Amelia asks :

Hi Lucy,

My partner’s parents have been living apart just over a year and their divorce was finalised about 6 months ago. It was very messy but recently his sister (28) has been forcing her father to get back and both parents are considering it as his mother is afraid of being alone. 

I feel as if both adults aren't thinking about how they feel or went through and are just getting back as it’s what their daughter wants. Please help- I don't want anyone to have to go through that divorce again!

 

Hi Amelia,

Agony Aunts on Female First

Agony Aunts on Female First

It may be best to stay out of this one- if you get involved then it may only cause more upset within the family unit.

It is always tempting to get back with someone to avoid being alone, however if they had a messy divorce, they might realise that getting back together could result in the same outcome.

It is down to the couple and they might come to realise that their daughter is perhaps acting out of hurt rather than thinking about what's best for them.

I would suggest being there for them both and your partner if they need to talk about anything.
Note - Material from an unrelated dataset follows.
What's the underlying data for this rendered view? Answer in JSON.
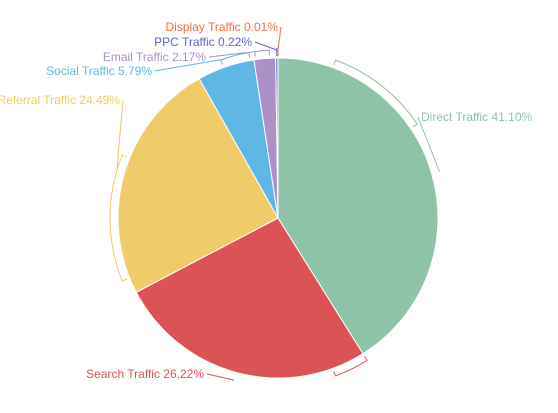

If you were to tell them your thoughts they could backfire depending on what they decide, which could damage your relationship with them as well as their relationship with your partner.

It sounds like their divorce may have impacted on you and your family too; however it's important to remember that it is their relationship and their decision. They may get back together for the wrong reasons -it seems that being there as a sounding board and support system is all you can do right now.

It sounds like they are finding it hard enough to come to a decision as it is- if you're honest about your thoughts, it might make things even more confusing for them if they try to do right by others all the time.